Protection From Outside Abuse

Existing Mailboxes

The first level of security is protection of the mailboxes by passcodes. By default, the server requires passcodes on all mailboxes. You can turn this feature off using feature bit 218 for direct calls, but you should do so with caution. Mailbox owner passcodes can be up to 10 digits in length, and users can change their passcodes at any time (feature bit 073).

The server administrator typically sets a temporary passcode for new mailboxes, but the user is forced to enter a permanent passcode during the interactive tutorial. Using FCOS settings, you can prevent users from setting a passcode that is the same as the mailbox number (feature bit 130), or from using trivial passcodes, such as 1234 or 8888 (feature bit 201).

If a caller enters the wrong passcode when trying to get into a mailbox, the server requires the caller to enter the correct passcode twice, or the server hangs up. Callers are not told whether the mailbox number or the passcode was incorrect; hackers do not know if they have even half of a valid combination. (You can use feature bit 081 to set the server to only require a single correct passcode after an incorrect attempt, but this reduces the effectiveness of the security feature.)

The server tracks bad passcode attempts for each mailbox and compares the number to the parameters set for the line group. If the bad passcode attempts for a mailbox exceeds the number allowed in the passcode trip period, the server plays a bad passcode warning at the next login so that the mailbox owner knows that someone may have tried to gain unauthorized entry.

Feature bit 132 allows you to enable a bad passcode lockout, in which a mailbox is locked when the threshold of bad passcode attempts is reached. Only the server administrator can unlock the mailbox, set a new temporary passcode, reset the tutorial, and require re-initialization from the integrated telephone number (feature bit 142).

New Mailboxes

When you create a new mailbox, you can designate a temporary passcode for that mailbox, either by making up a passcode, or using the server’s random passcode generation program.

If you have created mailboxes but have not yet assigned them to users, you can use an FCOS to deny login (feature bit 001).

To ensure that a new mailbox, once assigned, is not used until the owner accesses it, you can require initialization from the integrated telephone number (feature bit 142). You can also set the FCOS to prevent messages from being received until the mailbox has been initialized (feature bit 127).

Line Groups

By dividing the total number of ports in your server into line groups, you can increase the security for specific applications. You can configure each application to be on a different line group, and enable an appropriate level of security for each application.
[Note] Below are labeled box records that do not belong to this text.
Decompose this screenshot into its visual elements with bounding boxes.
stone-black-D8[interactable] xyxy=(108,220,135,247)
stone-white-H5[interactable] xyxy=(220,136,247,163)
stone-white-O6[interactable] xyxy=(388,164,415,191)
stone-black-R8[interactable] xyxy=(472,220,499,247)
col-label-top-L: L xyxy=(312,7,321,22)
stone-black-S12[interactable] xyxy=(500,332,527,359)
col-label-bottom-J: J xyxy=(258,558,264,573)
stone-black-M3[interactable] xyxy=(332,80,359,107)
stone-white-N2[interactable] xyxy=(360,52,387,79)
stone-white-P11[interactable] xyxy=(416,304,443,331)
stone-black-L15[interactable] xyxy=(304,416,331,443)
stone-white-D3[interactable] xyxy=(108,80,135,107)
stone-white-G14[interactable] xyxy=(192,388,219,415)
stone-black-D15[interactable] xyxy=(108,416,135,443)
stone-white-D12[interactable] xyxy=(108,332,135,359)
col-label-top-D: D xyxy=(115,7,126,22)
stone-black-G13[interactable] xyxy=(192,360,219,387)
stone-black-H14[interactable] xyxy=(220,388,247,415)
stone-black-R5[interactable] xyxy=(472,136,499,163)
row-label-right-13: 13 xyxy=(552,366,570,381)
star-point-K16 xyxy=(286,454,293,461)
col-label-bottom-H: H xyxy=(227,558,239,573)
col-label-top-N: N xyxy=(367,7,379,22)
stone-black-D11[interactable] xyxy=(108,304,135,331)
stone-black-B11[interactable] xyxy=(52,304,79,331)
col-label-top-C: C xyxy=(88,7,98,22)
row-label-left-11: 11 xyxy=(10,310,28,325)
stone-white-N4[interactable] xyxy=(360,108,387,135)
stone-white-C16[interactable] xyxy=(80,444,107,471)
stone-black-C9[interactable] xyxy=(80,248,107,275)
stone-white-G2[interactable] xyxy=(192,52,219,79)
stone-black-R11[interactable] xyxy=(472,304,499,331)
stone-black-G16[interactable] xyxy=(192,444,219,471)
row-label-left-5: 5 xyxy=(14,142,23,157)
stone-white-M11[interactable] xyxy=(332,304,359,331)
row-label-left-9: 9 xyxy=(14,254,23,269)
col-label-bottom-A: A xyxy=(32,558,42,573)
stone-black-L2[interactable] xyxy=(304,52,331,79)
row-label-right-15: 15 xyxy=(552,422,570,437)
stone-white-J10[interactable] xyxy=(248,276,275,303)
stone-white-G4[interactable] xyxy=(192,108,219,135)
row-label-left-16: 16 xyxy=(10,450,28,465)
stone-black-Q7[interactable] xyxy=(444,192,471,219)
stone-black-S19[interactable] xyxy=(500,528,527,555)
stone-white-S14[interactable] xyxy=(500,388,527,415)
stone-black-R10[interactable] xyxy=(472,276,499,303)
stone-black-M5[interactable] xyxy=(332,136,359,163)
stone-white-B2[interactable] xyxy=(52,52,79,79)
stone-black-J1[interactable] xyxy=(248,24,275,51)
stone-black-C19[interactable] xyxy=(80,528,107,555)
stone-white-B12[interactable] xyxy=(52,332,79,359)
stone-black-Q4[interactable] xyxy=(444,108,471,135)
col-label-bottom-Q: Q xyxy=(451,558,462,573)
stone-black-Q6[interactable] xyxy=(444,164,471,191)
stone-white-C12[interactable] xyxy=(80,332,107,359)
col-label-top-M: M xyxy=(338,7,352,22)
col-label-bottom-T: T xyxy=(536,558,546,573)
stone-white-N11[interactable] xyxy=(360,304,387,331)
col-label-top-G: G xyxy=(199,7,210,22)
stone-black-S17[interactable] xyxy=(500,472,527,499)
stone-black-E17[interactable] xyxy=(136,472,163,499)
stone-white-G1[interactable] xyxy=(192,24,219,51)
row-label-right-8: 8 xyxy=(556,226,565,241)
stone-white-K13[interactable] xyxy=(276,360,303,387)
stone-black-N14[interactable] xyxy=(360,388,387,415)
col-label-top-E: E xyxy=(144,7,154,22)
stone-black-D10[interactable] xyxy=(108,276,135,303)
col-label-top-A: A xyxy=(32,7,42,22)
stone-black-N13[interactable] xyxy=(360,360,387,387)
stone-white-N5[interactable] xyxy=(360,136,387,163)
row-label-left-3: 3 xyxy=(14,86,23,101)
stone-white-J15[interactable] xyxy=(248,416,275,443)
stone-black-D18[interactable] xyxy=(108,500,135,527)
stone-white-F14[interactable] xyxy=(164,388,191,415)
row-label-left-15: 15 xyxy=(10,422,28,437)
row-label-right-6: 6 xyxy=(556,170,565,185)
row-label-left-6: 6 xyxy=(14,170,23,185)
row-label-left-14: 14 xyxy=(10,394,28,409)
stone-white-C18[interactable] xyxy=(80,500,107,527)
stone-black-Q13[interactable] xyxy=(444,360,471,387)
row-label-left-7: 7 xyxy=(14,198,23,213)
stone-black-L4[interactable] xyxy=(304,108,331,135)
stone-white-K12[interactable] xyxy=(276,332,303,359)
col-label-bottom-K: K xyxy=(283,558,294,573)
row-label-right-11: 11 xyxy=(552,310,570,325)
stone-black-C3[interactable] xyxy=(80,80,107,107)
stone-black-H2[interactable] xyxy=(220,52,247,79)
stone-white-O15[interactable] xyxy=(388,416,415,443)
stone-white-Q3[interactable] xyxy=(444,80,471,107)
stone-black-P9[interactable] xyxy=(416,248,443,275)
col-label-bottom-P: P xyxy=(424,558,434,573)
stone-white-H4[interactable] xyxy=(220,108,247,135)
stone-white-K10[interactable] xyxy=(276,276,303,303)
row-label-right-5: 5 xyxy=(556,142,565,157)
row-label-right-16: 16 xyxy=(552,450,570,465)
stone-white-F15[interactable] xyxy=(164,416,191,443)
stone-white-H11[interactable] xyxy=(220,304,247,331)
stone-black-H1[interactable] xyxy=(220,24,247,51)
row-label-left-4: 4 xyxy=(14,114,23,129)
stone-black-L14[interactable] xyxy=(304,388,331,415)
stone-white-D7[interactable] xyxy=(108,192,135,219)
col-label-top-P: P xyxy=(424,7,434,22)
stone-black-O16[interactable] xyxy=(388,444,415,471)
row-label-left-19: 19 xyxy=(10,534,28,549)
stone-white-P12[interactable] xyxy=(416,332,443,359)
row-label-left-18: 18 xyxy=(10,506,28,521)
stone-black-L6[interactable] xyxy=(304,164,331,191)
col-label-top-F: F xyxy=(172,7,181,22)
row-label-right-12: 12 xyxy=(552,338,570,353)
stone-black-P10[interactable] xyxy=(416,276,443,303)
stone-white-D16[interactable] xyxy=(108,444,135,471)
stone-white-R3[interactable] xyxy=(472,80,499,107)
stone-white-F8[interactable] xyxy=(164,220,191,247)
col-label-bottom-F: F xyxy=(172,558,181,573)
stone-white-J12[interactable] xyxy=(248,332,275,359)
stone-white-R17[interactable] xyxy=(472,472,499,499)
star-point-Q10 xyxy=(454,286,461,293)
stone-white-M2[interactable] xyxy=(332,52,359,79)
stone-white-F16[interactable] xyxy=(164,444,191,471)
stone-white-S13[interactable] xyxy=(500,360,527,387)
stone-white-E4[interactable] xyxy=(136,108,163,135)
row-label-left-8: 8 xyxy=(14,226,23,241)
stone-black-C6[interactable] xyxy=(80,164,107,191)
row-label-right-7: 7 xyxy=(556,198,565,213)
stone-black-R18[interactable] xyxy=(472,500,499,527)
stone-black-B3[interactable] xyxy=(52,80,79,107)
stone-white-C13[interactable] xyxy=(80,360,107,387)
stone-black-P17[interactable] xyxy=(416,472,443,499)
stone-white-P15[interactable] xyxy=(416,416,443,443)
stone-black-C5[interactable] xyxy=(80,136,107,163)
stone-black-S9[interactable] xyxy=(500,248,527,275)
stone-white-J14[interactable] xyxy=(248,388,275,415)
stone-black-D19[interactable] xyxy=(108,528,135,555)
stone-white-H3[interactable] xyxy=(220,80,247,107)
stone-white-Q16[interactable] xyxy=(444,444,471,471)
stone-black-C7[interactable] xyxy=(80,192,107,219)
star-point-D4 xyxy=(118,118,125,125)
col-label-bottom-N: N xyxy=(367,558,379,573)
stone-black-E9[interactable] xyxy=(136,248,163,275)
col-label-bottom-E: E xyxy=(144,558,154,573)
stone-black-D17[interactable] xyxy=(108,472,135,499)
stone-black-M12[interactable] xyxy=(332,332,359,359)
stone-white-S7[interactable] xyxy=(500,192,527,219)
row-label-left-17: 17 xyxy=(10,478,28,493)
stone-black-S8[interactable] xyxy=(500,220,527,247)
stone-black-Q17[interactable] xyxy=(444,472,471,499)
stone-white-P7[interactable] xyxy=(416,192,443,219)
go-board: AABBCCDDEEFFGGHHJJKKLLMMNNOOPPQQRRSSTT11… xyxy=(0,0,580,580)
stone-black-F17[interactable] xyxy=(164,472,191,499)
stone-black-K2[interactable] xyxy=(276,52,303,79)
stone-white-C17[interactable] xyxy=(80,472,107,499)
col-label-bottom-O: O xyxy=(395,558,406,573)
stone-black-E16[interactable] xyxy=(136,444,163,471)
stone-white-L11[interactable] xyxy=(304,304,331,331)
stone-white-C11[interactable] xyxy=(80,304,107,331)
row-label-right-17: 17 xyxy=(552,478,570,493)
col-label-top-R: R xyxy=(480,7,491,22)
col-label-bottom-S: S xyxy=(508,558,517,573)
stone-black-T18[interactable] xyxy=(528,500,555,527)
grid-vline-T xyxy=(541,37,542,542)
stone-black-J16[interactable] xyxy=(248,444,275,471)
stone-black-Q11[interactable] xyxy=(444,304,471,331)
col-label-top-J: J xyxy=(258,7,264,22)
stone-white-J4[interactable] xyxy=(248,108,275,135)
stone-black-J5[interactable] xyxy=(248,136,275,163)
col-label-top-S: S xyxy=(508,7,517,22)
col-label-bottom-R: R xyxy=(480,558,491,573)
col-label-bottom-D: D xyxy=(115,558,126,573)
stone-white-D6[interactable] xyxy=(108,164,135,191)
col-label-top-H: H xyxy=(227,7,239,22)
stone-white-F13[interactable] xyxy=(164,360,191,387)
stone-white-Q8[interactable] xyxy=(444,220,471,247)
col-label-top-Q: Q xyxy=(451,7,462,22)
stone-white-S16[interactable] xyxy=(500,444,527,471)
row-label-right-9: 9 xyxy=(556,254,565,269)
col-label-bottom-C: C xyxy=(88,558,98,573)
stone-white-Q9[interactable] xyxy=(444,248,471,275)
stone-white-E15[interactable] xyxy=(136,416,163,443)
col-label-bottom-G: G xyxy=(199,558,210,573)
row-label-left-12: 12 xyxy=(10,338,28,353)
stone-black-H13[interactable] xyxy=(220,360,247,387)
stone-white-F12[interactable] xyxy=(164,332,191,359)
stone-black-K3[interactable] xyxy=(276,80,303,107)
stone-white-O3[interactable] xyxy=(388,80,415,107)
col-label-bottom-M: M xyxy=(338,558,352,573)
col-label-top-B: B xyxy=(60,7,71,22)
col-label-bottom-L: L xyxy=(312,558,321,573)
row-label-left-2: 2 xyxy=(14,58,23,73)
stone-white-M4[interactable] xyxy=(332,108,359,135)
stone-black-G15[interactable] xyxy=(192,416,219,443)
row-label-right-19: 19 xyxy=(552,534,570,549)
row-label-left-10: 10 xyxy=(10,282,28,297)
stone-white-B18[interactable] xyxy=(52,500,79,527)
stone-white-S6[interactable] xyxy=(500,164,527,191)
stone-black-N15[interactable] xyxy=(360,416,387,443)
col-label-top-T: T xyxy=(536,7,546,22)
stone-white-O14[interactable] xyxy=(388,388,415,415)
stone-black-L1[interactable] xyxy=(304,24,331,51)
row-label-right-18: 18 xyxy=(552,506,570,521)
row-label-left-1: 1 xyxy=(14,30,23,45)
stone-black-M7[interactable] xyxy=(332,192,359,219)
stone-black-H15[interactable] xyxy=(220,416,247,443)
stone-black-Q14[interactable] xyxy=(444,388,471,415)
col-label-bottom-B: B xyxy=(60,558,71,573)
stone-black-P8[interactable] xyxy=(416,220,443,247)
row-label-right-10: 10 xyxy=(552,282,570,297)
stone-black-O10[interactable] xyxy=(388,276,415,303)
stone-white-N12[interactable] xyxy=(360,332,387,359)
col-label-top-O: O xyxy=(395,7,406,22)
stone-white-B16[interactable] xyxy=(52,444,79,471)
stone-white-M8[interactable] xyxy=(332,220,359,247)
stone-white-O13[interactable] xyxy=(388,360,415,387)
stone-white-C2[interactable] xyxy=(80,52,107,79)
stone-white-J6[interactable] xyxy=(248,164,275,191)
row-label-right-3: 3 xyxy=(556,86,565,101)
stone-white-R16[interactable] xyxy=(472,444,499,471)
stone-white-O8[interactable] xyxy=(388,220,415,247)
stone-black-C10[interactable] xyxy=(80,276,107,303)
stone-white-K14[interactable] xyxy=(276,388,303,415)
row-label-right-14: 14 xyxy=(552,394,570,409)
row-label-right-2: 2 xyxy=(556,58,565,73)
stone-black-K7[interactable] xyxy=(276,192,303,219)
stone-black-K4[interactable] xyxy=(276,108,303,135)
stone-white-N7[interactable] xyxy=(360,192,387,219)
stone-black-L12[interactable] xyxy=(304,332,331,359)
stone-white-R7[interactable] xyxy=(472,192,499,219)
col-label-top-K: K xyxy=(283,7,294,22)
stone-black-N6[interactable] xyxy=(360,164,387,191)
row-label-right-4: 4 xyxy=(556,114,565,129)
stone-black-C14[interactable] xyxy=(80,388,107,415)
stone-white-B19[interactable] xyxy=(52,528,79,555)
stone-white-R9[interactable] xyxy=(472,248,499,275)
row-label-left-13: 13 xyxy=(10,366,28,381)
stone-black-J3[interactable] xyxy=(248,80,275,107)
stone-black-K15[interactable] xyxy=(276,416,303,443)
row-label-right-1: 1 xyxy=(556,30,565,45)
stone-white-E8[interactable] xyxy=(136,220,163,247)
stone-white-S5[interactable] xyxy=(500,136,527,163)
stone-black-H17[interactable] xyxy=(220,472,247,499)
Separating the applications by line group can help prevent certain types of abuse, such as connecting from one application to another. Incoming and outgoing calls occur on separate line groups in a server. This keeps hackers from reaching the server and then dialing out through the NP Receptionist or another application.

You can restrict access to certain line groups, like a toll-free dial-in line group, by setting the FCOS to require callers to enter an access code before hearing the regular line group greeting (feature bit 160). If a caller exits one mailbox, the server requires reentry of the access code before allowing further progress through the server. You can also use FCOS to completely deny login on specific line groups (feature bits 101-109), or ensure that mailboxes cannot receive messages when the call is received on a specific line group (feature bits 111-119).

Telephone Answering

Outside callers can abuse access to a server during a telephone answering call by trying to break into the dialed mailbox or access other features. By correctly setting the line groups and FCOS in your server, you can control the feature set available during an answering session.

You can force the termination of telephone answering sessions after callers leave a single message by setting the line group to not allow multiple messages for outside callers. For Greeting-Only mailboxes, you can have the server hang up immediately after playing the greeting (feature bit 062), call the mailbox attendant after the greeting (bit 063), or call the mailbox user after the greeting (bit 064).

By customizing an FCOS to contain feature bit 004 (Outside caller functions) but not feature bit 005 (Play outside caller menu prompts), you can allow knowledgeable users to access server functions, while not letting other callers know that the functions are available.

Feature bit 137 (Caller must enter access code) can restrict outside callers from leaving messages in high security mailboxes. You set the access codes when configuring each individual mailbox.

You can further ensure the privacy of mailbox users by not putting them in the Dial-by-Name database (feature bit 092), or by not allowing the mailbox name or extension number to be played (bit 202). This latter feature can be especially important in hotel or dormitory situations.

Audiotext (Tree Mailboxes)

You can protect audiotext applications by requiring callers to enter an access code (feature bit 137) before hearing the information. Because you can design audiotext applications as a series of mailboxes, each with individual information, you can set a unique access code for each piece of information to ensure corporate security.

You can configure audiotext applications to hang up after playing the greeting (feature bit 062), or transfer to the mailbox attendant (bit 063) or mailbox extension (bit 064). You can also deny login from within the tree (bit 152).